There are many proposals, but none is giving the desired results. It seems we have to deal with a dragon with many heads here. We have to look into short and long term strategies in order to get the country to move.
I propose: short term, push on with the public service reform program. It is clear that a none-functioning corrupt public service is not creating a conducive environment for economic development. For now the implementation of the program has been below expectation. Renaming a number of PSs into directors but keeping them in the same position and salary scale does not translate into meaningful reform. It is only cosmetic.

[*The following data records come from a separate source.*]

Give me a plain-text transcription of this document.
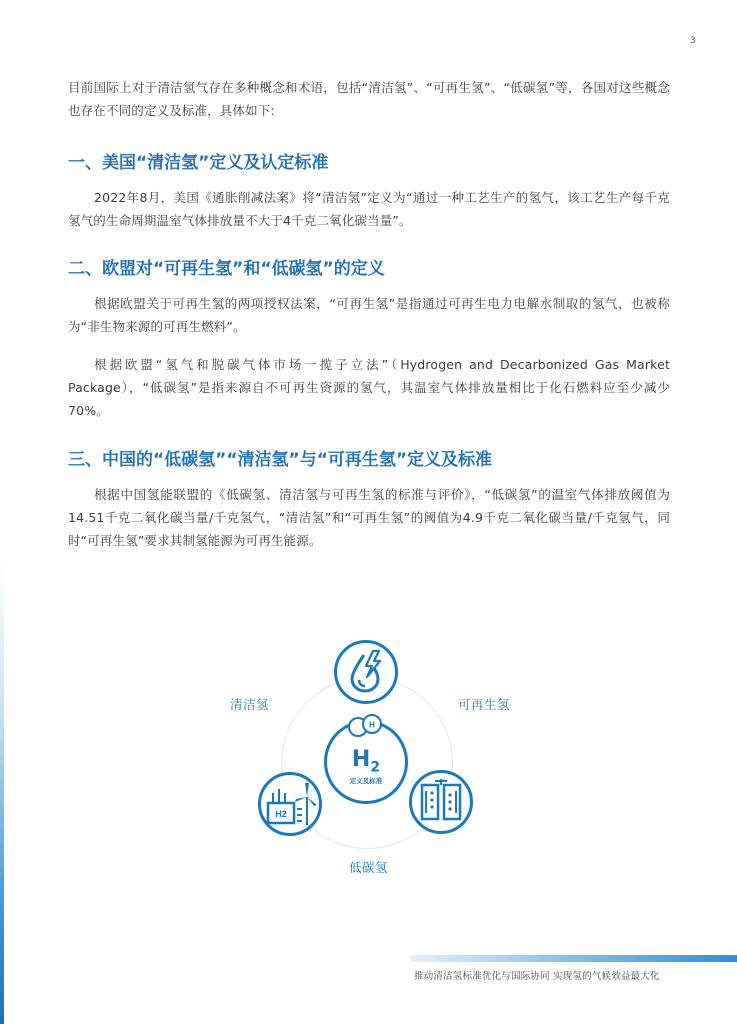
3

目前国际上对于清洁氢气存在多种概念和术语，包括“清洁氢”、“可再生氢”、“低碳氢”等，各国对这些概念也存在不同的定义及标准，具体如下:

一、美国“清洁氢”定义及认定标准

2022年8月，美国《通胀削减法案》将“清洁氢”定义为“通过一种工艺生产的氢气，该工艺生产每千克氢气的生命周期温室气体排放量不大于4千克二氧化碳当量”。

二、欧盟对“可再生氢”和“低碳氢”的定义

根据欧盟关于可再生氢的两项授权法案，“可再生氢”是指通过可再生电力电解水制取的氢气，也被称为“非生物来源的可再生燃料”。

根据欧盟“氢气和脱碳气体市场一揽子立法”（Hydrogen and Decarbonized Gas Market Package），“低碳氢”是指来源自不可再生资源的氢气，其温室气体排放量相比于化石燃料应至少减少70%。

三、中国的“低碳氢”“清洁氢”与“可再生氢”定义及标准

根据中国氢能联盟的《低碳氢、清洁氢与可再生氢的标准与评价》，“低碳氢”的温室气体排放阈值为14.51千克二氧化碳当量/千克氢气，“清洁氢”和“可再生氢”的阈值为4.9千克二氧化碳当量/千克氢气，同时“可再生氢”要求其制氢能源为可再生能源。

$H_2$
定义及标准
H
H2
清洁氢	可再生氢
低碳氢
推动清洁氢标准优化与国际协同 实现氢的气候效益最大化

A big problem is that we have policies, and often very good policies, in document form, but not being implemented. The feared implementation gap is a gaping ravine in Malawi. We need to reform the public service into a vibrant hard working organization that delivers services to the public. One problem is that every ambitious public servant tries to get to Capital Hill as early as possible in his/her career path, in order to move up. We need to reform the public service, so that we do not get all talented people producing paper plans at international or lakeside workshops. We need to get the ambitious and talented people to work in the districts to implement plans. So that we do not only have paper policies, but meaningful change on the ground. To get people to do this, we need to change the career path, in such a way that people who successfully implement policies make promotion faster than those who produce paper plans. We need to give promotion, and place highly qualified and paid people, not on Capital Hill, but close to the population, where the policies are given hands and feet, and made to walk the (paper) talk.
Secondly, we need to vigorously fight corruption. That will kill two birds with one stone:
Firstly we will stop the leakage of funds tapped by corruption, and we will get the corrupt types out of the public service, so the service delivers instead of being hampered by those people only looking for their own benefit instead of doing the job they were hired to do.

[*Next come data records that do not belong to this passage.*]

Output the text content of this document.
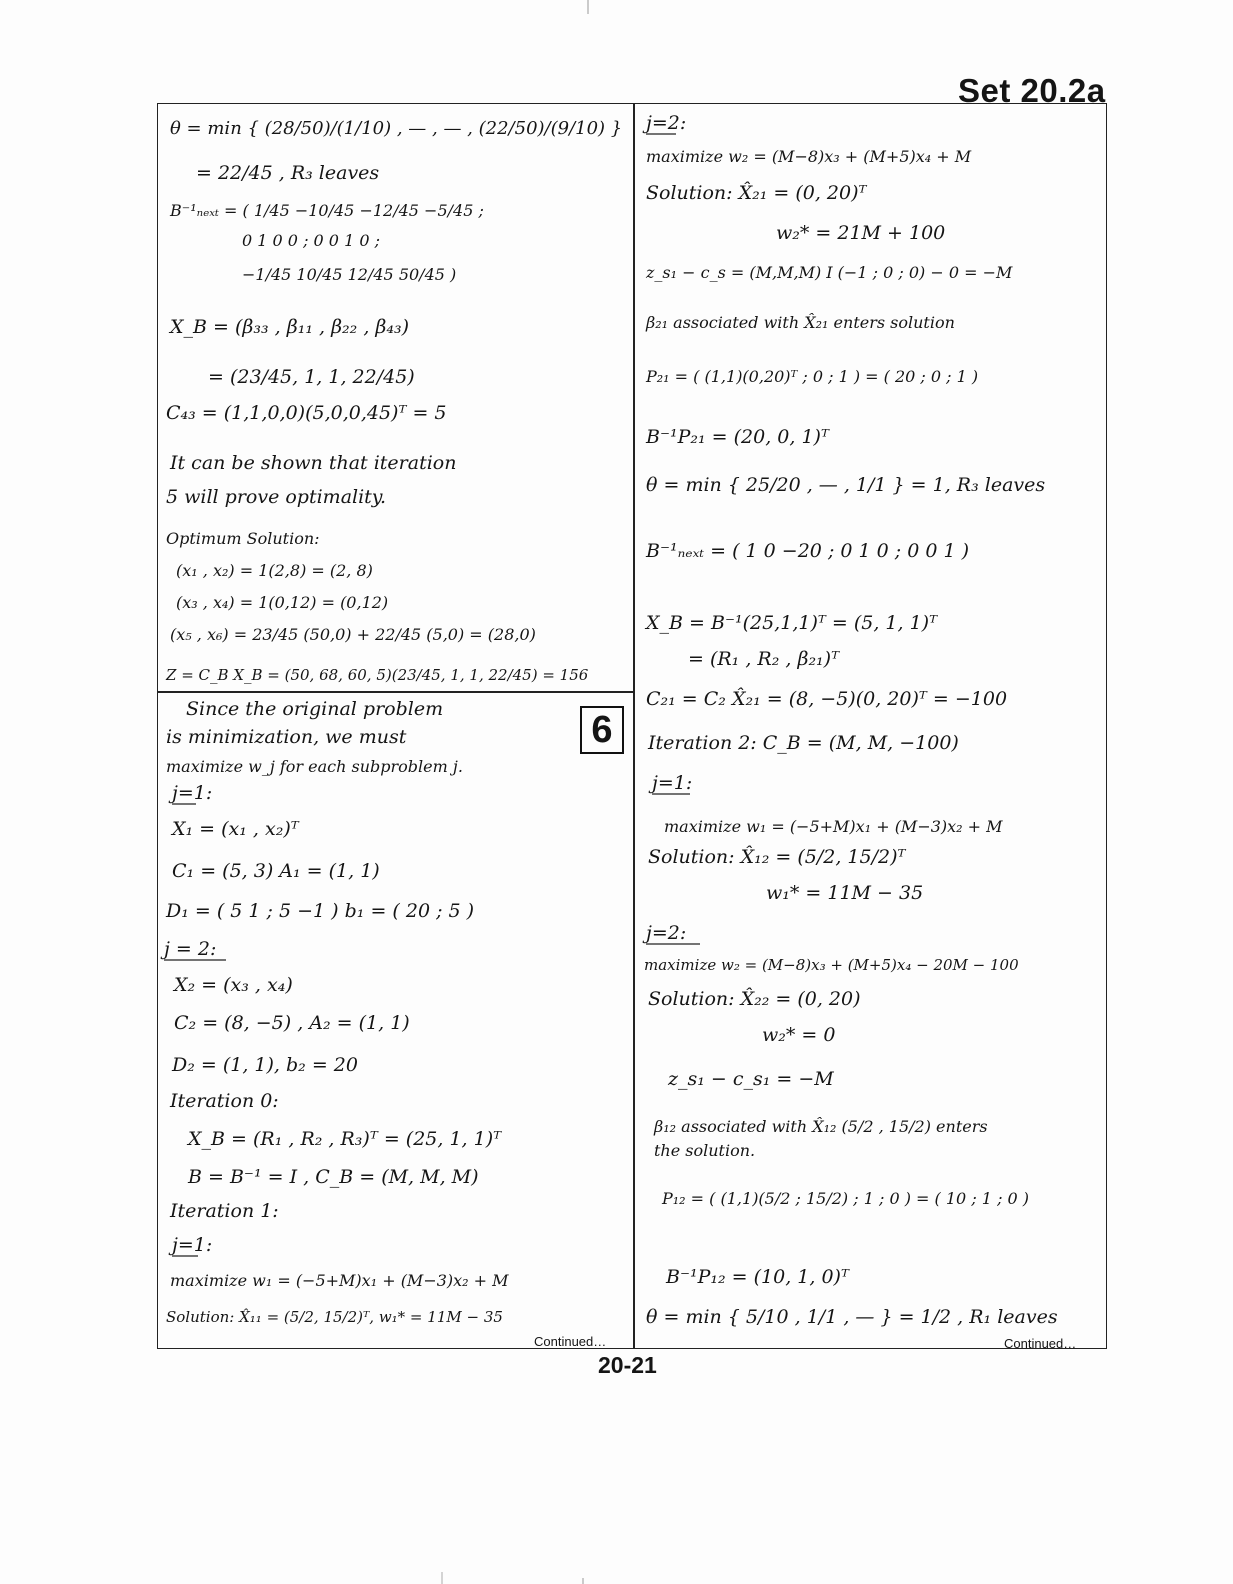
Set 20.2a
θ = min { (28/50)/(1/10) , — , — , (22/50)/(9/10) }
= 22/45 , R₃ leaves
B⁻¹ₙₑₓₜ = ( 1/45 −10/45 −12/45 −5/45 ;
0 1 0 0 ; 0 0 1 0 ;
−1/45 10/45 12/45 50/45 )
X_B = (β₃₃ , β₁₁ , β₂₂ , β₄₃)
= (23/45, 1, 1, 22/45)
C₄₃ = (1,1,0,0)(5,0,0,45)ᵀ = 5
It can be shown that iteration
5 will prove optimality.
Optimum Solution:
(x₁ , x₂) = 1(2,8) = (2, 8)
(x₃ , x₄) = 1(0,12) = (0,12)
(x₅ , x₆) = 23/45 (50,0) + 22/45 (5,0) = (28,0)
Z = C_B X_B = (50, 68, 60, 5)(23/45, 1, 1, 22/45) = 156
Since the original problem
is minimization, we must
maximize w_j for each subproblem j.
j=1:
X₁ = (x₁ , x₂)ᵀ
C₁ = (5, 3) A₁ = (1, 1)
D₁ = ( 5 1 ; 5 −1 ) b₁ = ( 20 ; 5 )
j = 2:
X₂ = (x₃ , x₄)
C₂ = (8, −5) , A₂ = (1, 1)
D₂ = (1, 1), b₂ = 20
Iteration 0:
X_B = (R₁ , R₂ , R₃)ᵀ = (25, 1, 1)ᵀ
B = B⁻¹ = I , C_B = (M, M, M)
Iteration 1:
j=1:
maximize w₁ = (−5+M)x₁ + (M−3)x₂ + M
Solution: X̂₁₁ = (5/2, 15/2)ᵀ, w₁* = 11M − 35
6
Continued…
j=2:
maximize w₂ = (M−8)x₃ + (M+5)x₄ + M
Solution: X̂₂₁ = (0, 20)ᵀ
w₂* = 21M + 100
z_s₁ − c_s = (M,M,M) I (−1 ; 0 ; 0) − 0 = −M
β₂₁ associated with X̂₂₁ enters solution
P₂₁ = ( (1,1)(0,20)ᵀ ; 0 ; 1 ) = ( 20 ; 0 ; 1 )
B⁻¹P₂₁ = (20, 0, 1)ᵀ
θ = min { 25/20 , — , 1/1 } = 1, R₃ leaves
B⁻¹ₙₑₓₜ = ( 1 0 −20 ; 0 1 0 ; 0 0 1 )
X_B = B⁻¹(25,1,1)ᵀ = (5, 1, 1)ᵀ
= (R₁ , R₂ , β₂₁)ᵀ
C₂₁ = C₂ X̂₂₁ = (8, −5)(0, 20)ᵀ = −100
Iteration 2: C_B = (M, M, −100)
j=1:
maximize w₁ = (−5+M)x₁ + (M−3)x₂ + M
Solution: X̂₁₂ = (5/2, 15/2)ᵀ
w₁* = 11M − 35
j=2:
maximize w₂ = (M−8)x₃ + (M+5)x₄ − 20M − 100
Solution: X̂₂₂ = (0, 20)
w₂* = 0
z_s₁ − c_s₁ = −M
β₁₂ associated with X̂₁₂ (5/2 , 15/2) enters
the solution.
P₁₂ = ( (1,1)(5/2 ; 15/2) ; 1 ; 0 ) = ( 10 ; 1 ; 0 )
B⁻¹P₁₂ = (10, 1, 0)ᵀ
θ = min { 5/10 , 1/1 , — } = 1/2 , R₁ leaves
Continued…
20-21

Secondly, it will bring back donor confidence and get donor funds streaming into the economy again. This will greatly empower government to deliver development.

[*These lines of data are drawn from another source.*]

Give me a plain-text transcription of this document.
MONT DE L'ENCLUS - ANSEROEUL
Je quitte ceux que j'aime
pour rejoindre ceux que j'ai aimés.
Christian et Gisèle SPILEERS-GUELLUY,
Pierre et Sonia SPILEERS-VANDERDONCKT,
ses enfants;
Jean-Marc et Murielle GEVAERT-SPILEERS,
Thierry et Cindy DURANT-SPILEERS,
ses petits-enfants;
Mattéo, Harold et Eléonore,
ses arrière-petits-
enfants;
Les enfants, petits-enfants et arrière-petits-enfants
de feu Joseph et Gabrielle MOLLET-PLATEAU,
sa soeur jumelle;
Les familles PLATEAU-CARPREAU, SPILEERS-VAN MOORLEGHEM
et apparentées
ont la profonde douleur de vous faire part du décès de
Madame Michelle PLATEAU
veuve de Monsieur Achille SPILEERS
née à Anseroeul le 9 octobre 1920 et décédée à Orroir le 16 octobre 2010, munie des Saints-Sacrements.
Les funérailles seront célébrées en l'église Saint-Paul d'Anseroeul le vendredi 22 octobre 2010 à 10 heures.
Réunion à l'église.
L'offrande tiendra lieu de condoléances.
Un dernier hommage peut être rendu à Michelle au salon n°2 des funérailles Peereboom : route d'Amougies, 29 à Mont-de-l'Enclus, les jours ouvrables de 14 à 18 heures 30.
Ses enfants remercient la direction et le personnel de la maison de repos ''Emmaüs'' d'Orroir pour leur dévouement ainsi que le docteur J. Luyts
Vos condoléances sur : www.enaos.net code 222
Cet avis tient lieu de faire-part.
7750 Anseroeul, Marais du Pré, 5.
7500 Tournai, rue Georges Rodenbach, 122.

For the long term, we need to overhaul our education system, so our children are being educated to a high degree. The other day I heard a South African teacher complaining she has 51 learners in one class, and she cannot do a quality job with more than 40. In Europe many countries even cut their class size to a maximum of 30 or lower. Here in Malawi we have an average (not maximum) of 92 learners per teacher. That makes a quality education impossible, and with a lowly educated population we cannot develop. We have a horrible primary education completion rate of less than 10 percent! This shows how the country cannot develop. The president started a good initiative with community colleges, but it is not enough by a long stretch. By the same token our universities are not good enough either. The University of Malawi ended second lowest of all universities in Africa (and African universities are the lowest rated in the world). (After some reconsidering they found a way to recalculate and move Unima up a few places, not by improving the quality of the education, but by a numbers trick). We need to improve our education system from Early Child Development to adult education and everything in between, to have a well educated capable population that can deliver quality life for their families, and development to the country.